I'm trying to use one of scikit-learn's supervised learning methods to classify pieces of text into one or more categories. The predict function of all the algorithms I tried just returns one match.
For example I have a piece of text:
"Theaters in New York compared to those in London"
And I have trained the algorithm to pick a place for every text snippet I feed it.

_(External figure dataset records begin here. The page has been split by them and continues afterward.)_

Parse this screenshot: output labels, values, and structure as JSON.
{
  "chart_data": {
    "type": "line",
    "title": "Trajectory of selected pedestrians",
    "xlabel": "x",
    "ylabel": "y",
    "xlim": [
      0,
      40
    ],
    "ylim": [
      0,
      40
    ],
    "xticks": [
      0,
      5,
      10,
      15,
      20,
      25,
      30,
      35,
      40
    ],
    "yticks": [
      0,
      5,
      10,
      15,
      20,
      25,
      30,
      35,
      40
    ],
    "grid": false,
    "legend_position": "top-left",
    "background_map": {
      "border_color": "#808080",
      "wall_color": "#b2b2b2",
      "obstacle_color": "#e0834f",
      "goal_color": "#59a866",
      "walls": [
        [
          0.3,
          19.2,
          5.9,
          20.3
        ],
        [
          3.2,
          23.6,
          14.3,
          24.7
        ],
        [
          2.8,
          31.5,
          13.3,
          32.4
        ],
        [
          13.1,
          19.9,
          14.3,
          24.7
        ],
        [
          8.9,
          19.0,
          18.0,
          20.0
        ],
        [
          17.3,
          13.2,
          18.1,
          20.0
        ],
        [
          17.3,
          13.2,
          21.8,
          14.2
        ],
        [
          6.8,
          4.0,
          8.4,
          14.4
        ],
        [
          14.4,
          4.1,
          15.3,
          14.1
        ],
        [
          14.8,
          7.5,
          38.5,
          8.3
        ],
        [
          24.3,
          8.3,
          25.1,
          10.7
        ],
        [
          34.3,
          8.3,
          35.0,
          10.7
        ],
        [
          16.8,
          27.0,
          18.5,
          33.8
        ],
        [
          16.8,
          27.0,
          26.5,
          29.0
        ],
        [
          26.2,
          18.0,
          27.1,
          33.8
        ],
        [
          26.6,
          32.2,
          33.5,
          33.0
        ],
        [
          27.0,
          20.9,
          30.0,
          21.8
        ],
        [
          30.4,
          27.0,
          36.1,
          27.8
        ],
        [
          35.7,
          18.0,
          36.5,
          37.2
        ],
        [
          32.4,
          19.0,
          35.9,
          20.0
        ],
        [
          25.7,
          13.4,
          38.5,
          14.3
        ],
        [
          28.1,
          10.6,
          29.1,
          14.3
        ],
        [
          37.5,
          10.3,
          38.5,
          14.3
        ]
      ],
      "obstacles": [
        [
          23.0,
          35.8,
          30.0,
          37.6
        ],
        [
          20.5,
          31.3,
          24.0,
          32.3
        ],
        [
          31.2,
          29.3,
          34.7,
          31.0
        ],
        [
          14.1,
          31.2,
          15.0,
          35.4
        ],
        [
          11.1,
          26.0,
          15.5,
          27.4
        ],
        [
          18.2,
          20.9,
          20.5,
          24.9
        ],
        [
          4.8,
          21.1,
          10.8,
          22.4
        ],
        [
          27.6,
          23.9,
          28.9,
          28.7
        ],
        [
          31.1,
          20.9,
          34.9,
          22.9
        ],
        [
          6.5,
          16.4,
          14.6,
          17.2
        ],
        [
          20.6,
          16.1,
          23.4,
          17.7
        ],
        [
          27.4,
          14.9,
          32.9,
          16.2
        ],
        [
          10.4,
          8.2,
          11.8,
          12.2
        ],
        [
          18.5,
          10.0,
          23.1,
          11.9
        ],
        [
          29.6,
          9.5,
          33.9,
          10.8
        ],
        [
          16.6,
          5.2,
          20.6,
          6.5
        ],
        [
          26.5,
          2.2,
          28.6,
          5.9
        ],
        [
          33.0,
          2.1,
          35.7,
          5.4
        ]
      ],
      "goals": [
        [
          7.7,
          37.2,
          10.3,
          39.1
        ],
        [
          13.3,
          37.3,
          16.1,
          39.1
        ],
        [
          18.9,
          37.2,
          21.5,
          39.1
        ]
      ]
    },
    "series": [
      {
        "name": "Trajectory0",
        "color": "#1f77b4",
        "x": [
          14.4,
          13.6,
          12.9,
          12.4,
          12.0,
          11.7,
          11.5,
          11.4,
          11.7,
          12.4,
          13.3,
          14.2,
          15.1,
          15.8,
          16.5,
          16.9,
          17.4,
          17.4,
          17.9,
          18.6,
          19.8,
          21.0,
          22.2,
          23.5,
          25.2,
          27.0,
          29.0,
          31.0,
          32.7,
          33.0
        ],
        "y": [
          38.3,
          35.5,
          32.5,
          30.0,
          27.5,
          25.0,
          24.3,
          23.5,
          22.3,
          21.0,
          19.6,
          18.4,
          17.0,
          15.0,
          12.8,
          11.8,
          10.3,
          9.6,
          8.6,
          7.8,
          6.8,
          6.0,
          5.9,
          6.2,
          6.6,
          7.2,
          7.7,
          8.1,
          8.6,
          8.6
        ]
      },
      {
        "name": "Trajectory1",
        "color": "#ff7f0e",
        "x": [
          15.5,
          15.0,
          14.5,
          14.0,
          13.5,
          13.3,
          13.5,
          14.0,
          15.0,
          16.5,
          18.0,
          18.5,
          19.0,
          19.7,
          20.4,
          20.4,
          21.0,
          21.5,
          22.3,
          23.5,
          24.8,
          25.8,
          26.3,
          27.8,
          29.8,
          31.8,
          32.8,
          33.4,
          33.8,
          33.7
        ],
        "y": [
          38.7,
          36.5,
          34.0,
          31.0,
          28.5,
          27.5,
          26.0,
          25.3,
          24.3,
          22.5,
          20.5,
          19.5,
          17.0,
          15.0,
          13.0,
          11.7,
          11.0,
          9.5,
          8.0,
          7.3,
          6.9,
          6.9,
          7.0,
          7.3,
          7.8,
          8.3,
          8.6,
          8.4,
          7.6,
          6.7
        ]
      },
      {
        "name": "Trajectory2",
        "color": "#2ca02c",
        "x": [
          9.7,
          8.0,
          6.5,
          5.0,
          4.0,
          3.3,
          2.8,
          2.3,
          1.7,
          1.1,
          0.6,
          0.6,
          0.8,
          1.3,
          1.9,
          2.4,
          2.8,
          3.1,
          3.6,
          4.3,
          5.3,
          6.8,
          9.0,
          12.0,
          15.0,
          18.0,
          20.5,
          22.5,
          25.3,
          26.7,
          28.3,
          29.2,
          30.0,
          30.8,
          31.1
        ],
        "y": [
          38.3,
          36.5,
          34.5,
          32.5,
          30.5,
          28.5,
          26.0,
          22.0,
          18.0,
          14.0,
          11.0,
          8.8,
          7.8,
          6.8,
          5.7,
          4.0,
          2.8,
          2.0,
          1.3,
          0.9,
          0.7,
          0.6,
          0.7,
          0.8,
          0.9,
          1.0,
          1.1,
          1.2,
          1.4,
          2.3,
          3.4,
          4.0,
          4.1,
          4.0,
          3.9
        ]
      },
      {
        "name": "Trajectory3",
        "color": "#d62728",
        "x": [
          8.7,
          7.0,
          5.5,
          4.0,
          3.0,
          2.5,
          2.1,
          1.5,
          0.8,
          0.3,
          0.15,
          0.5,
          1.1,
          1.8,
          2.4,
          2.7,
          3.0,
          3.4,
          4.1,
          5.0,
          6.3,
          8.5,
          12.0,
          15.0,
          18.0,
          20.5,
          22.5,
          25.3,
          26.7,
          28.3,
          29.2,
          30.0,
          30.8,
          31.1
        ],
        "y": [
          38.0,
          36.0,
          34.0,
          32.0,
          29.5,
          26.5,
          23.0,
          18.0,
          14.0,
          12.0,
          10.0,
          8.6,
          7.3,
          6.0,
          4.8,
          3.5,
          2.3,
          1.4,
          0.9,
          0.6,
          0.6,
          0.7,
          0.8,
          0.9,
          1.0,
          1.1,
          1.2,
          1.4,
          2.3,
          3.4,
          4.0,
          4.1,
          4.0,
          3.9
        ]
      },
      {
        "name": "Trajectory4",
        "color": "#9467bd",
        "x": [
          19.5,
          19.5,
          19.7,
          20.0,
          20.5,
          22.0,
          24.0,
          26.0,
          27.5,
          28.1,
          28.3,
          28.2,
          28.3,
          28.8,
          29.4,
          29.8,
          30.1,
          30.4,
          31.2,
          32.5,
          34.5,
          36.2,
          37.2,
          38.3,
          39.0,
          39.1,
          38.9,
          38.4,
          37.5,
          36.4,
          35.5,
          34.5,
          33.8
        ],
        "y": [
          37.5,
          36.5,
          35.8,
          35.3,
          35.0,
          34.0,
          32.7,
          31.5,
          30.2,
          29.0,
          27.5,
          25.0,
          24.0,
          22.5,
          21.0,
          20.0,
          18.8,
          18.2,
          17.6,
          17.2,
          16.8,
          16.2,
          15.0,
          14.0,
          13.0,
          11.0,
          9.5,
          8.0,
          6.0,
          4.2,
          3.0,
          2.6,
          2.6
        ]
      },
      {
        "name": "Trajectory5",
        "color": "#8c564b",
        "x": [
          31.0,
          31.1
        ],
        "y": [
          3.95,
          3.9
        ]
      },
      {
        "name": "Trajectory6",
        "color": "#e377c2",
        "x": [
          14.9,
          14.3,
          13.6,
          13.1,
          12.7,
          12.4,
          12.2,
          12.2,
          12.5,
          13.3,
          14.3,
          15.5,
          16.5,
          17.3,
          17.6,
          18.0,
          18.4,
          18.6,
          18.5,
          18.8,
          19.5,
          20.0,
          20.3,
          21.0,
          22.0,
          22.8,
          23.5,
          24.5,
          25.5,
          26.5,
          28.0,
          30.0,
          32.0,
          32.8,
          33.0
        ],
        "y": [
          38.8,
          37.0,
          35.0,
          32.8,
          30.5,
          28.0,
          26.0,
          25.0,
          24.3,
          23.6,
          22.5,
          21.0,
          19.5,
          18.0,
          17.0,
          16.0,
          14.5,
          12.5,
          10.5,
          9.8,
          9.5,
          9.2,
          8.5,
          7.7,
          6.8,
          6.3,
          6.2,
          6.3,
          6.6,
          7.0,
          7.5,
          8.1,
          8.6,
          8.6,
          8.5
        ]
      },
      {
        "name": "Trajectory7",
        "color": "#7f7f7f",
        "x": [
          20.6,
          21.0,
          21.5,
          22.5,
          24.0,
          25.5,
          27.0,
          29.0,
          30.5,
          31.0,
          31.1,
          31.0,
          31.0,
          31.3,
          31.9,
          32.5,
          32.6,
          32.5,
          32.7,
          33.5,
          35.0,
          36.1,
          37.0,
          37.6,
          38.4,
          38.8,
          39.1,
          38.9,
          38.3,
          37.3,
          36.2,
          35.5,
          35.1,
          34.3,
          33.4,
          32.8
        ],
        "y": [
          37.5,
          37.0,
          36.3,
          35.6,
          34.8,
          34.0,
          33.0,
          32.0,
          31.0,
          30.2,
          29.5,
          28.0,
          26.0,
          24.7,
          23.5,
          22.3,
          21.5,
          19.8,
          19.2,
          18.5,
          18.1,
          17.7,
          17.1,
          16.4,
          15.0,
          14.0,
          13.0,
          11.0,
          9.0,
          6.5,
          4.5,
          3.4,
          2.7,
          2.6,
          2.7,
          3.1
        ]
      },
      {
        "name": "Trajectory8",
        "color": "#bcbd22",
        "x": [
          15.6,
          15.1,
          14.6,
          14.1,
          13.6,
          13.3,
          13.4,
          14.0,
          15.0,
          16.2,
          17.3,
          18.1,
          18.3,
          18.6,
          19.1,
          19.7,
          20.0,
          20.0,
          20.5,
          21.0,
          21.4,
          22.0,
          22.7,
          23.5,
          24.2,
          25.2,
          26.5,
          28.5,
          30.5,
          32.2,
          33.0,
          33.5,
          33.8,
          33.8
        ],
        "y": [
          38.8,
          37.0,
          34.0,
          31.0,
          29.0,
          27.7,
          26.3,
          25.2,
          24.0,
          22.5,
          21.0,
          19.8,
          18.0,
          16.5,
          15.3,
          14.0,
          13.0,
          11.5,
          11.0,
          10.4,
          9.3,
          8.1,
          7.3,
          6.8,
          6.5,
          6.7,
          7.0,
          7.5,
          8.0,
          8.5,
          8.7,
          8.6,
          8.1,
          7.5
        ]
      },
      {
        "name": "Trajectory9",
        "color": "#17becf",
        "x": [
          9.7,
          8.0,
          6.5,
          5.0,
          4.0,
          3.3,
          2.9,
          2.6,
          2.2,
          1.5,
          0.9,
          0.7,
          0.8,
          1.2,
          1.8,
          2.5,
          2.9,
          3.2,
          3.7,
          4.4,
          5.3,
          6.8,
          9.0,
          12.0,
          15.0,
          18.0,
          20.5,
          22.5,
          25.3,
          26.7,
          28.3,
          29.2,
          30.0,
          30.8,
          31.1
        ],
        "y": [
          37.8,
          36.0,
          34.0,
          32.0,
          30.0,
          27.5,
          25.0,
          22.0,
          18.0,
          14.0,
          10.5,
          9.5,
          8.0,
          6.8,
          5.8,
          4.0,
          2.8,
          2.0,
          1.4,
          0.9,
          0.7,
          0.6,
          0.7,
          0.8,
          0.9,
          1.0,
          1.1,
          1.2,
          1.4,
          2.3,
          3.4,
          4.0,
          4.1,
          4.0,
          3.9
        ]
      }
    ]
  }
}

In the above example I would want it to return New York
and London
, but it only returns New York
.
Is it possible to use scikit-learn to return multiple results? Or even return the label with the next highest probability?
Thanks for your help.
---Update
I tried using OneVsRestClassifier
but I still only get one option back per piece of text. Below is the sample code I am using
y_train = ('New York','London')
train_set = ("new york nyc big apple", "london uk great britain")
vocab = {'new york' :0,'nyc':1,'big apple':2,'london' : 3, 'uk': 4, 'great britain' : 5}
count = CountVectorizer(analyzer=WordNGramAnalyzer(min_n=1, max_n=2),vocabulary=vocab)
test_set = ('nice day in nyc','london town','hello welcome to the big apple. enjoy it here and london too')
X_vectorized = count.transform(train_set).todense()
smatrix2 = count.transform(test_set).todense()
base_clf = MultinomialNB(alpha=1)
clf = OneVsRestClassifier(base_clf).fit(X_vectorized, y_train)
Y_pred = clf.predict(smatrix2)
print Y_pred
Result: ['New York' 'London' 'London']